To demonstrate failover functionality, we will configure a traffic shift such that all requests targeting the reviews service will instead be routed to the reviews FailoverService we created above.

Apply the following TrafficPolicy:

apiVersion: networking.smh.solo.io/v1alpha2
kind: TrafficPolicy
metadata:
  name: reviews-shift-failover
  namespace: bookinfo
spec:
  destinationSelector:
  - kubeServiceRefs:
      services:
      - clusterName: management-cluster
        name: reviews
        namespace: bookinfo
  trafficShift:
    destinations:
    - failoverServiceRef:
        name: reviews-failover
        namespace: service-mesh-hub

Port forward the productpage pod with the following command and open your web browser to localhost:9080.

kubectl -n bookinfo port-forward deployments/productpage-v1 9080

Reloading the page a few times should show the “Book Reviews” section showing either no stars (for requests routed to the reviews-v1 pod) and black stars (for requests routed to the reviews-v2 pod). This shows that the productpage is routing to the first service listed in the reviews-failover FailoverService. Recall from the multicluster setup guide that reviews-v1 and reviews-v1 only exist on management-cluster and reviews-v3 only exists on new-remote-cluster, which we'll use to distinguish requests routing to either cluster.

Now, to trigger the failover, we'll modify the reviews-v1 and reviews-v2 deployment to disable the web server. Run the following commands:

kubectl -n bookinfo patch deploy reviews-v1 --patch '{"spec": {"template": {"spec": {"containers": [{"name": "reviews","command": ["sleep", "20h"]}]}}}}'
kubectl -n bookinfo patch deploy reviews-v2 --patch '{"spec": {"template": {"spec": {"containers": [{"name": "reviews","command": ["sleep", "20h"]}]}}}}'

Once the modified deployment has rolled out, refresh the productpage and you should see reviews with red stars, corresponding to reviews-v3, which only exists on new-remote-cluster, demonstrating that the requests are indeed failing over to the second service in the list.

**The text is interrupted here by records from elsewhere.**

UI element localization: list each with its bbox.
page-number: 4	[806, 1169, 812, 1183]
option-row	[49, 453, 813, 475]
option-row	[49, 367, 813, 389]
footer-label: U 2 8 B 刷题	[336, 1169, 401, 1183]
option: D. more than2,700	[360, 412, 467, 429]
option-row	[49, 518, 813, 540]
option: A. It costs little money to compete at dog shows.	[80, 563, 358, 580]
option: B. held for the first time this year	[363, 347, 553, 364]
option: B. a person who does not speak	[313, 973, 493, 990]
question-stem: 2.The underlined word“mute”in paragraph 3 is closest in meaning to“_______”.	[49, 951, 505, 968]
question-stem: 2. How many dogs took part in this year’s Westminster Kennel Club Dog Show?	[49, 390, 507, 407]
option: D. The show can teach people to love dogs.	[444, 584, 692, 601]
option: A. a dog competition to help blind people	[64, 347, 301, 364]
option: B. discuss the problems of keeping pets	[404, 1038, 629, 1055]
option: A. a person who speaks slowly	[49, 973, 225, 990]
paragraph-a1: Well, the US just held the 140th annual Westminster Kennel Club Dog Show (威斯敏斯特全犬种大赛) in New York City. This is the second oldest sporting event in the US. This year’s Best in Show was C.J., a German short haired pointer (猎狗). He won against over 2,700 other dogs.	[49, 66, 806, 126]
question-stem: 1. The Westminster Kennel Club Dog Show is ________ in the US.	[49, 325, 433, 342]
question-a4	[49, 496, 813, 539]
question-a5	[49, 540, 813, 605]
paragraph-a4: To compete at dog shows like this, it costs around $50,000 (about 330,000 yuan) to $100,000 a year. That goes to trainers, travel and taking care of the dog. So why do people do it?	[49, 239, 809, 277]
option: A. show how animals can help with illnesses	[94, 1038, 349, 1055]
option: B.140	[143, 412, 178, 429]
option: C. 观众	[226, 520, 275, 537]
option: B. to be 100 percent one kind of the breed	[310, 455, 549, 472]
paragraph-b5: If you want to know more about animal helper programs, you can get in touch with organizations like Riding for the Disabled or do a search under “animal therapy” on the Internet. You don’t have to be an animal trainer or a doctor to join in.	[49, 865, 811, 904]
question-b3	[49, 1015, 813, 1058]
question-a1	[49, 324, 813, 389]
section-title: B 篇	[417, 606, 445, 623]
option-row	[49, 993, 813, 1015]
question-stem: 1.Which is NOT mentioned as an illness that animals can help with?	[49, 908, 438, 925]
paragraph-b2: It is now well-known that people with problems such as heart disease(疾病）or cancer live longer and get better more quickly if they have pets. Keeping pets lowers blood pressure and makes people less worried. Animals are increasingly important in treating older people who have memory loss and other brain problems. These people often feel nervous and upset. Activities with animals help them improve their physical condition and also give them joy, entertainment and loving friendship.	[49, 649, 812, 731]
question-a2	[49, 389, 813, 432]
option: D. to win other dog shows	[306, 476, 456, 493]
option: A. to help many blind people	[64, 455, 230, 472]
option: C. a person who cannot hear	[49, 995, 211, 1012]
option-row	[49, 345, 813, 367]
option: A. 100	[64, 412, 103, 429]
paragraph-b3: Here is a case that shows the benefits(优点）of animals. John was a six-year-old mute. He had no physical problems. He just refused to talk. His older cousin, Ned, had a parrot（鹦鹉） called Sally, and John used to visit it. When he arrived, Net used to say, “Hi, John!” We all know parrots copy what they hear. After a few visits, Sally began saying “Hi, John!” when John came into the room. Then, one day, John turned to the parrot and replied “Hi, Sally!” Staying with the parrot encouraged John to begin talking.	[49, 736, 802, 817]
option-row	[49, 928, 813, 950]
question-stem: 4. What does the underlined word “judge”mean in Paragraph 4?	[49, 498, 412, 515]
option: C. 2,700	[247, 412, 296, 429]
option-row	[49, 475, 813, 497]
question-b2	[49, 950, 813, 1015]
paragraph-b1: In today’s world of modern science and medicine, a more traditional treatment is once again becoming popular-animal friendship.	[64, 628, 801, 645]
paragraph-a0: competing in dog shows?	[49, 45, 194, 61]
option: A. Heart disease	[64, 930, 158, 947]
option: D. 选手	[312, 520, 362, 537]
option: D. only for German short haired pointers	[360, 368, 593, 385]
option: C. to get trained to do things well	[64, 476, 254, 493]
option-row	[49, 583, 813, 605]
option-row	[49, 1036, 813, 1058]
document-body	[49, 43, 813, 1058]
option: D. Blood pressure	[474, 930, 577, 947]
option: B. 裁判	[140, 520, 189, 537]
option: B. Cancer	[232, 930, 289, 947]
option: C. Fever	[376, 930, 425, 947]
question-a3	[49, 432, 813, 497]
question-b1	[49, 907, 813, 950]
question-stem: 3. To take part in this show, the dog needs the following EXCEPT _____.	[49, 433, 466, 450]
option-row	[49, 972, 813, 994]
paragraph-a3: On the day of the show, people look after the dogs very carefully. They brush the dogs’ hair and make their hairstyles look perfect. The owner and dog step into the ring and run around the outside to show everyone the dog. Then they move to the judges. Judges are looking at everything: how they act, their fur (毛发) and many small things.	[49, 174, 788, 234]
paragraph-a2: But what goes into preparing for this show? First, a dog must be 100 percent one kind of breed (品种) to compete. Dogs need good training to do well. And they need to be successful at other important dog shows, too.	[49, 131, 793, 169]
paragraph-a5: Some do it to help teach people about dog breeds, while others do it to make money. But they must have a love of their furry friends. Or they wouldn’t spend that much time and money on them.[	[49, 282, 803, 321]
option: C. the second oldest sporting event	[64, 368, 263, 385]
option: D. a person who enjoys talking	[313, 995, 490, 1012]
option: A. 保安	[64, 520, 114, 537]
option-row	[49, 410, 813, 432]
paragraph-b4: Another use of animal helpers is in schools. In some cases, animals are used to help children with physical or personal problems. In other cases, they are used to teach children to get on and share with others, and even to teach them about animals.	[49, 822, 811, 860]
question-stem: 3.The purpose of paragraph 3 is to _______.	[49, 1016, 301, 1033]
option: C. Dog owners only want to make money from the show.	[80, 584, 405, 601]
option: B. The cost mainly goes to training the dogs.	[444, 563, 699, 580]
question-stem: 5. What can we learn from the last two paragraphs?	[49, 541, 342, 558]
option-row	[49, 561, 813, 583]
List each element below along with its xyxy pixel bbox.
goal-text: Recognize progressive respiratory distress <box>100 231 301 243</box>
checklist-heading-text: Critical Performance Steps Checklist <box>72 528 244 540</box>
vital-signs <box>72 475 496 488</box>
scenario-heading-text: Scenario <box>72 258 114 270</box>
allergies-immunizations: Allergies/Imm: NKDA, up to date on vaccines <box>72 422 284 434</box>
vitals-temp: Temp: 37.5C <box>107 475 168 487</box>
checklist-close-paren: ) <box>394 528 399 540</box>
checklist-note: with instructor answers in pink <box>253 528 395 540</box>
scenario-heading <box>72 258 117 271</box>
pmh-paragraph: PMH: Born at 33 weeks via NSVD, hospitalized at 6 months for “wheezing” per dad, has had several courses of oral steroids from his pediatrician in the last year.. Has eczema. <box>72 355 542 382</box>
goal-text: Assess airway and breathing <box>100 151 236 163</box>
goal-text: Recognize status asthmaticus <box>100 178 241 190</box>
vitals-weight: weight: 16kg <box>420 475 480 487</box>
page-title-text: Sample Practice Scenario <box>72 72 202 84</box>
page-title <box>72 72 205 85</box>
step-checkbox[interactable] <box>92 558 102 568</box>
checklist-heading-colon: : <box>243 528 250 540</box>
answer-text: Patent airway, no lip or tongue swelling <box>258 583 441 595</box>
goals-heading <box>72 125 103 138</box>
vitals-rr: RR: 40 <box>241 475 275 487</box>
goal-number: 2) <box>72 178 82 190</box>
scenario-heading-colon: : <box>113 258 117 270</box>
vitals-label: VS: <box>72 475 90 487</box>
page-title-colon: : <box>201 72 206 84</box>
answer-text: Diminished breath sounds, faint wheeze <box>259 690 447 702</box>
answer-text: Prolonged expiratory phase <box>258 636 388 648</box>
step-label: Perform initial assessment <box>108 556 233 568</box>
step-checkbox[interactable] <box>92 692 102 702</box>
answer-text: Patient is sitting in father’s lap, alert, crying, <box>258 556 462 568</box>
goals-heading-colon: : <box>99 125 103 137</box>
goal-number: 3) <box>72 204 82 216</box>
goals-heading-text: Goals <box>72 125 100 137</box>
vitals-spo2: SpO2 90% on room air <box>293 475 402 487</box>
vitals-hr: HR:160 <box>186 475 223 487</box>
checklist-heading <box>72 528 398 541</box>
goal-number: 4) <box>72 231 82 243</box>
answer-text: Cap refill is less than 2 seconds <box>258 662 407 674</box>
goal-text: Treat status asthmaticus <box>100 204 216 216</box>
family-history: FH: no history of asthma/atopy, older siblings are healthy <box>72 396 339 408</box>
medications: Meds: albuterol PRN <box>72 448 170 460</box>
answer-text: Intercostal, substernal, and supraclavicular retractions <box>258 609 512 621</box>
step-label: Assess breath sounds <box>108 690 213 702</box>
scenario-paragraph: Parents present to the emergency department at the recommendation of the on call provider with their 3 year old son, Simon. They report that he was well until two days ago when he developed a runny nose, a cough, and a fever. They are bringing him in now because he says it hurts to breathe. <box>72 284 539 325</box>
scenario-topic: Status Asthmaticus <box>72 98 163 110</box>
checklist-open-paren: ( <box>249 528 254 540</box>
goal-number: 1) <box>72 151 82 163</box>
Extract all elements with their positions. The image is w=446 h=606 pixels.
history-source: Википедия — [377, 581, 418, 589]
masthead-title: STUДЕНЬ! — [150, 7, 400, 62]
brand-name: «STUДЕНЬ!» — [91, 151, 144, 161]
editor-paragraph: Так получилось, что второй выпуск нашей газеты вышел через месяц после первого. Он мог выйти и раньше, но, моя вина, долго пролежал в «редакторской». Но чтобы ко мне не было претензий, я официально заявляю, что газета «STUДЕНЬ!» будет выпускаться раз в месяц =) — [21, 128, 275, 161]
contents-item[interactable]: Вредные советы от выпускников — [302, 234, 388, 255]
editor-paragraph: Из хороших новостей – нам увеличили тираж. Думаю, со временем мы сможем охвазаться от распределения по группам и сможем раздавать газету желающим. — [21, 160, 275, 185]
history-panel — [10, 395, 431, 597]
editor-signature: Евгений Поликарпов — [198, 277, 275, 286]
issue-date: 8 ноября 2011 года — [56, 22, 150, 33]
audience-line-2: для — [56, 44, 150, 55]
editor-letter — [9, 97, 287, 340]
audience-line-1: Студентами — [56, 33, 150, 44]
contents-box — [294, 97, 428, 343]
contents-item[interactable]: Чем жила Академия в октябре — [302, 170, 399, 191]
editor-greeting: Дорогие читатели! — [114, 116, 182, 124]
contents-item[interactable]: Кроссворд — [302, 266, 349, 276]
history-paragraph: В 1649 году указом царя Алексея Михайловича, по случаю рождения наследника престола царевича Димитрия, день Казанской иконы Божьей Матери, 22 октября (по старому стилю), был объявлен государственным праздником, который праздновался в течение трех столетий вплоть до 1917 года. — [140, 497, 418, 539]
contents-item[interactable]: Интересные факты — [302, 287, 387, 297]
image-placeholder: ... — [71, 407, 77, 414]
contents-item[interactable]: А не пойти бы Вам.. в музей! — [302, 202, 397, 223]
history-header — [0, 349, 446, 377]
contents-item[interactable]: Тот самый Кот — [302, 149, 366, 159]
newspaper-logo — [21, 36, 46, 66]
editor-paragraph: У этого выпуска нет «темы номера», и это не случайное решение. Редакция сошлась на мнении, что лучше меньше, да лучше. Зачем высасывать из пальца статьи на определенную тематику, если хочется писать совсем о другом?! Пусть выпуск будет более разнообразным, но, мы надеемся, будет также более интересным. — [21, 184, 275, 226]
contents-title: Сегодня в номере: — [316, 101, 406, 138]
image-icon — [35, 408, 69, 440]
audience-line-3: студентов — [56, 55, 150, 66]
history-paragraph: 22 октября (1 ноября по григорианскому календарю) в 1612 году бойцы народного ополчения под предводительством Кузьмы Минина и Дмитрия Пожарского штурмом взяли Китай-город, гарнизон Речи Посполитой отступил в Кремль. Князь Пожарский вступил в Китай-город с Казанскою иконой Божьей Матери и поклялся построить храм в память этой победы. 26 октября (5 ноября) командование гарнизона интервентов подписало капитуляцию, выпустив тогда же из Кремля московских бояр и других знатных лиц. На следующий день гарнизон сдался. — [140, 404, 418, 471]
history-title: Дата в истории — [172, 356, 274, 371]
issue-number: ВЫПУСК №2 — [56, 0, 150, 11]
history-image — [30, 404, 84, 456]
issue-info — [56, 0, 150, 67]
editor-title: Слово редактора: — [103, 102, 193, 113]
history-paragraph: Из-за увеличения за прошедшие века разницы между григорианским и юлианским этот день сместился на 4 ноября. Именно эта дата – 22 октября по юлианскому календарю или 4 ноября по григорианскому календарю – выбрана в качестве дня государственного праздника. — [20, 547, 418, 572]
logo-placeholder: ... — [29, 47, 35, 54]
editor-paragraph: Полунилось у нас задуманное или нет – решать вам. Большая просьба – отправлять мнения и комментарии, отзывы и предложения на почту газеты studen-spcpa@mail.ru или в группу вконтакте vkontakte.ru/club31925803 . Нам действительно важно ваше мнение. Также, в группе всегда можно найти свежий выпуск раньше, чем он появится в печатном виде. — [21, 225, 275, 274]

To restore the disabled reviews-v1 and reviews-v2, run the following:

kubectl -n bookinfo patch deployment reviews-v1  --type json   -p '[{"op": "remove", "path": "/spec/template/spec/containers/0/command"}]'
kubectl -n bookinfo patch deployment reviews-v2  --type json   -p '[{"op": "remove", "path": "/spec/template/spec/containers/0/command"}]'

Once the deployment has rolled out, reloading the productpage should show reviews with no stars or black stars, indicating that the failover service is routing requests to the first listed service in the management-cluster.